Google Likely Shifted Undecided Voters in 2018 Election, Perhaps Millions, Researcher Says
March 25, 2019
Updated: March 25, 2019
Google may have skewed the results of the 2018 midterm
elections by millions of votes, according to research by psychologist
Robert Epstein.
Epstein had about 130 anonymous “field agents” in Orange County,
California, and about 30 more across the country who had all their
election-related Google search results recorded, more than 47,000 of
them, including nearly 400,000 web pages that the search results linked
to.
“We found significant pro-liberal bias on Google—enough, quite
easily, to have flipped all three congressional districts in Orange
County from Republican to Democrat,” Epstein said in an emailed
statement.
Democrats indeed flipped in 2018 the three congressional seats in the county that Epstein zeroed in for his study.
Compared to search engines Bing and Yahoo, Epstein and his team found
the results from Google were “significantly more liberal than
non-Google search results on all 10 days leading up to and including
Election Day and in all 10 positions of search results on the first page
of search results,” according to the summary of a paper Epstein plans
to present at the annual meeting of the Western Psychological
Association in Pasadena, California, in April. The summary was provided
by Epstein to The Epoch Times.
They
estimated the bias, based on ratings collected from thousands of people
crowdsourced through sites like MTurk, he explained. Epstein further
looked at news sources in the search results and calculated their
political bias, based on ideological media map published in 2017 by Harvard’s Berkman Klein Center.

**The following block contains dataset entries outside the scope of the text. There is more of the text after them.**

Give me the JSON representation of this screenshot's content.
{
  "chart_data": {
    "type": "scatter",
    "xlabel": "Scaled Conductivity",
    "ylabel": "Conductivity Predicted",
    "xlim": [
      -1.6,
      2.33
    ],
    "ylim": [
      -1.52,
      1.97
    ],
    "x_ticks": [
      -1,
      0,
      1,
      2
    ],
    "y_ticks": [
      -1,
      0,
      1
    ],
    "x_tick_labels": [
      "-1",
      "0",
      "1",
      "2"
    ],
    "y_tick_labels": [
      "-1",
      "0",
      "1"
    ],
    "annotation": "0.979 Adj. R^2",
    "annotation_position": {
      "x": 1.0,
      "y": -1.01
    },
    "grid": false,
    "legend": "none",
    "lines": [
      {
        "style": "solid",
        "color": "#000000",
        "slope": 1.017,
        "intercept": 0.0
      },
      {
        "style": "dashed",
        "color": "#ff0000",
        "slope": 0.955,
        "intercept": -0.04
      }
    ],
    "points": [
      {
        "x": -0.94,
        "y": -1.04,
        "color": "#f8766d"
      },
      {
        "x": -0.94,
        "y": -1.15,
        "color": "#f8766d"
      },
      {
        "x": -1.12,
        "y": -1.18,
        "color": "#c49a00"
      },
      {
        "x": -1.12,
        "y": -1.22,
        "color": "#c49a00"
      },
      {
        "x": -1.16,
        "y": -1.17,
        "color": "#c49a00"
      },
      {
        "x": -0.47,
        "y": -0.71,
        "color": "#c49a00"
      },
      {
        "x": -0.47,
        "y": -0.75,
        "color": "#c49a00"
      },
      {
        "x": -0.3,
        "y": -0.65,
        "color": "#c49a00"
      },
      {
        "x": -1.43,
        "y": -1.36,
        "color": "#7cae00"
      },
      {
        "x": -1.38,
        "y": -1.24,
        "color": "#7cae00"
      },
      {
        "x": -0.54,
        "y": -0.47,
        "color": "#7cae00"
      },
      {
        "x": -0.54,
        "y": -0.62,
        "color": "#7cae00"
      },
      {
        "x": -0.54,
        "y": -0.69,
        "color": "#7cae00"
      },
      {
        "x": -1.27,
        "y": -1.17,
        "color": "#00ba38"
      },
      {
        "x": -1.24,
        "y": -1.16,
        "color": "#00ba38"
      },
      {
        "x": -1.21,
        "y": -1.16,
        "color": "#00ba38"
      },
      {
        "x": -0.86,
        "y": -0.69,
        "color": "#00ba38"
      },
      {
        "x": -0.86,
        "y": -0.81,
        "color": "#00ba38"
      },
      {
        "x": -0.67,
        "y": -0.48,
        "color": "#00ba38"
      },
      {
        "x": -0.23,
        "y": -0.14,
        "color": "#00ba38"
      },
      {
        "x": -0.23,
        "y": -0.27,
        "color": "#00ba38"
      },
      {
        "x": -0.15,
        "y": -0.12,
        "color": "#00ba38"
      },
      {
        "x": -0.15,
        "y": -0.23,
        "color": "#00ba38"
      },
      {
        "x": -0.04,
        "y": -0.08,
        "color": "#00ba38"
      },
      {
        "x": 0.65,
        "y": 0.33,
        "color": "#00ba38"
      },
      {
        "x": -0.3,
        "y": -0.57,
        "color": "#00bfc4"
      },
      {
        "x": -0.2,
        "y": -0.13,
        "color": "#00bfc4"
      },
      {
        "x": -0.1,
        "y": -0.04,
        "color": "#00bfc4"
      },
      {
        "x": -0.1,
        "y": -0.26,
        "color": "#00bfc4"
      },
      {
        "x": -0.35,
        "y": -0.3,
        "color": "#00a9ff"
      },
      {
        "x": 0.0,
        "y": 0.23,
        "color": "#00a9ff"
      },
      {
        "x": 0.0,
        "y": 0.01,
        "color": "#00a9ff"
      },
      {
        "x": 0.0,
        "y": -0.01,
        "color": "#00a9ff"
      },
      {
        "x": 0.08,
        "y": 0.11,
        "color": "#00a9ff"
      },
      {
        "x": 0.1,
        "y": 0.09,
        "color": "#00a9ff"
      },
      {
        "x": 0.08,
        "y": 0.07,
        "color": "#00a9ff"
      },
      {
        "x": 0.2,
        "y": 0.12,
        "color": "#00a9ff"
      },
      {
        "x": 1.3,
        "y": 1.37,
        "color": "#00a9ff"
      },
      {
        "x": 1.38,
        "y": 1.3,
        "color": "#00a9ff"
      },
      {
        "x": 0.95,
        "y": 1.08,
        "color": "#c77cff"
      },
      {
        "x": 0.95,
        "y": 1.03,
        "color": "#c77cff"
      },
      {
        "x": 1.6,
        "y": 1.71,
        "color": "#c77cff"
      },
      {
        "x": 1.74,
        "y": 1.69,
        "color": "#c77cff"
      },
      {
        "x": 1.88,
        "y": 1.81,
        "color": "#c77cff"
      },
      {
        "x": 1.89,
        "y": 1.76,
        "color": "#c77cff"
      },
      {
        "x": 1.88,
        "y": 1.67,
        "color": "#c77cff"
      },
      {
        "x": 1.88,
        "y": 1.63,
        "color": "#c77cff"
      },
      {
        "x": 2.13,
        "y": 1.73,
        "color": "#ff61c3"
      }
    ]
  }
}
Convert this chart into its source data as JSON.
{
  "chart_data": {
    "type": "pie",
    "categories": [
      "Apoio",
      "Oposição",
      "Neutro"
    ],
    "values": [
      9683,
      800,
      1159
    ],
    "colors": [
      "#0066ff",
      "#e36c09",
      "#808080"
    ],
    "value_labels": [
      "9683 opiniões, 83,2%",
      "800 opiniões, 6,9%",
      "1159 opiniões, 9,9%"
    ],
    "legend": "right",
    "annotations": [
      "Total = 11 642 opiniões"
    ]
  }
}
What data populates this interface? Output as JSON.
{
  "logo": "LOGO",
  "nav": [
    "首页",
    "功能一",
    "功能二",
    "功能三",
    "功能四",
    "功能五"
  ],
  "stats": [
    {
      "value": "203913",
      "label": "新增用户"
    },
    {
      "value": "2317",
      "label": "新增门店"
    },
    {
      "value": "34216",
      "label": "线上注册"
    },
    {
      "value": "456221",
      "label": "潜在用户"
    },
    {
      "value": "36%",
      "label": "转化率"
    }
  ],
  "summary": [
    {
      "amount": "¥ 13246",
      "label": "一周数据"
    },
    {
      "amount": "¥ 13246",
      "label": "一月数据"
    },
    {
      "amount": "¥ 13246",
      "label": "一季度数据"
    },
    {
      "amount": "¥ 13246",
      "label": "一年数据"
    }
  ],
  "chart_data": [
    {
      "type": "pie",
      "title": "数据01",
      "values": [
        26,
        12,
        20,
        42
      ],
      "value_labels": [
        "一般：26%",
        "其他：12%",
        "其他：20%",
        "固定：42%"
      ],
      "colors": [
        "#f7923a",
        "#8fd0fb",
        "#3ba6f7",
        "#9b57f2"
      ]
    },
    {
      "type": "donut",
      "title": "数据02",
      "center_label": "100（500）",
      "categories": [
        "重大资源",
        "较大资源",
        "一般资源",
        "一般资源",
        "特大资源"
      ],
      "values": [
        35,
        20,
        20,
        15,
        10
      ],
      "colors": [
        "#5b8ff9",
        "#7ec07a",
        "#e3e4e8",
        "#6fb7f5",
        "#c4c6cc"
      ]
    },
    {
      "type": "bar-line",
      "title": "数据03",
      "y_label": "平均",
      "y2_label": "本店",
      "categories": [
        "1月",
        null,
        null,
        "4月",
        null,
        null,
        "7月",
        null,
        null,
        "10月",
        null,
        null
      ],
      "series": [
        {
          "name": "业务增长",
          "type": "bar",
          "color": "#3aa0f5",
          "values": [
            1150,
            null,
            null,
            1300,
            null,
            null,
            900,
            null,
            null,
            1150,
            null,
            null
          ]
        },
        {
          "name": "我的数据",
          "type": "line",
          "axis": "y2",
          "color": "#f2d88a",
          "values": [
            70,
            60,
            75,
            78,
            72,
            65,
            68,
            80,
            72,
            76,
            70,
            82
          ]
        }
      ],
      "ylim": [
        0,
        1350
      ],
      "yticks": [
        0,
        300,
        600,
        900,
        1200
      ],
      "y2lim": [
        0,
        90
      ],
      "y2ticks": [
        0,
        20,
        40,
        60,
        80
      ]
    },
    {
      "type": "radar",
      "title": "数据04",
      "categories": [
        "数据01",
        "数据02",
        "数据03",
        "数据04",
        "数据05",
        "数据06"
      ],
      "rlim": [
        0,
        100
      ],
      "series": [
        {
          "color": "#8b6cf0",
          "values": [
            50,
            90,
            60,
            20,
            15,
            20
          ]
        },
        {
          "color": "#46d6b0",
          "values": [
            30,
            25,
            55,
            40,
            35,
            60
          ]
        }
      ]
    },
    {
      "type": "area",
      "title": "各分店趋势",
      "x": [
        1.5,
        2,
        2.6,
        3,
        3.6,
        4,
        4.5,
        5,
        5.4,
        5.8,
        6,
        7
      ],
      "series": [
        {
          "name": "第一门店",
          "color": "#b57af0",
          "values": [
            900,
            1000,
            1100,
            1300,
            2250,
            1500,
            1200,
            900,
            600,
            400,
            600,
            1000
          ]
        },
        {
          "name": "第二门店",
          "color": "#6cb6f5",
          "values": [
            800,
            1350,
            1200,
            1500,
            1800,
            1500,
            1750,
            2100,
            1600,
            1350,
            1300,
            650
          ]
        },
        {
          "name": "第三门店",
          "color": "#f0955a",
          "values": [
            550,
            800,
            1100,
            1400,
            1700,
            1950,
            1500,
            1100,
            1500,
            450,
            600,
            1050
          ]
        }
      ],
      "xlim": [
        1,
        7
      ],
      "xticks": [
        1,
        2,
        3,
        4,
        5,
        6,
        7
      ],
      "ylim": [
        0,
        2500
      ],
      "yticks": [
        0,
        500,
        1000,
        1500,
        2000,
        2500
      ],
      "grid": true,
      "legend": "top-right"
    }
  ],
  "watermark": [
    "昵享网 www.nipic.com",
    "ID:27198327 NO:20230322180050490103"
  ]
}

On a scale of -1 to 1, from the most conservative to the most
liberal, Google search results had an average bias of 0.14, while
non-Google search results averaged -0.13.
“If that level of bias had been present nationwide, at least 4.6
million undecided voters would have shifted toward Democratic
candidates; that’s a modest estimate,” Epstein said. “In the extreme
case, if all of those 4.6 million people had voted a straight Democratic
ticket, that would have given Democratic candidates in different races
78.2 million votes.”
He said extrapolating the Orange County results nationwide is “more
than reasonable,” since the field agents in other areas experienced “the
same level of bias nationwide.”
Power to Sort
While Epstein considers himself liberal, he’s been outspoken about
his concern about Google’s power to influence political currents of the
country.
In a January Epoch Times op-ed,
he explained that even innocent-looking initiatives of the company,
such as turning its logo on the search page from Google to “Go Vote” on
Election Day 2018, could have notably favored the Democrats.
Since Google users tend to be more left-leaning on average, the Go
Vote reminder was likely a net gain to the Democrats, he pointed out.
Given that more than 90 percent of political donations from Google employees have gone to Democrats since 2004, and Google’s leaders were said to have been dismayed by Trump’s win, Epstein doubted the company would take steps against its own ideological leanings.
“Would Google display a ‘Go Vote’ reminder to its U.S. users on Election Day—a reminder that would be seen by Americans more than 500 million times that day—if there was the slightest chance that doing so would give more votes to Republicans than to Democrats?” he asked.
Google executives have repeatedly denied that the political
preferences of their staff leak into their products; they’ve also called
Epstein’s past research “flawed.” Yet Google acknowledges that it not
only sorts search results by relevance, but also by how “authoritative”
the company deems the sources to be. Google even manually edits the
search results on “controversial” topics, according to internal documents obtained by Breitbart.
It’s exactly the power to rank and sort where Epstein sees the power of influence in the crowded information world of today.
“In randomized, controlled, peer-reviewed research I’ve conducted
with thousands of people, I’ve shown repeatedly that when people are
undecided, I can shift their opinions on just about any topic just by changing how I filter and order the information I show them,” he wrote in an Epoch Times op-ed on Sept. 26.
Update: The article has been updated with additional details provided by Robert Epstein.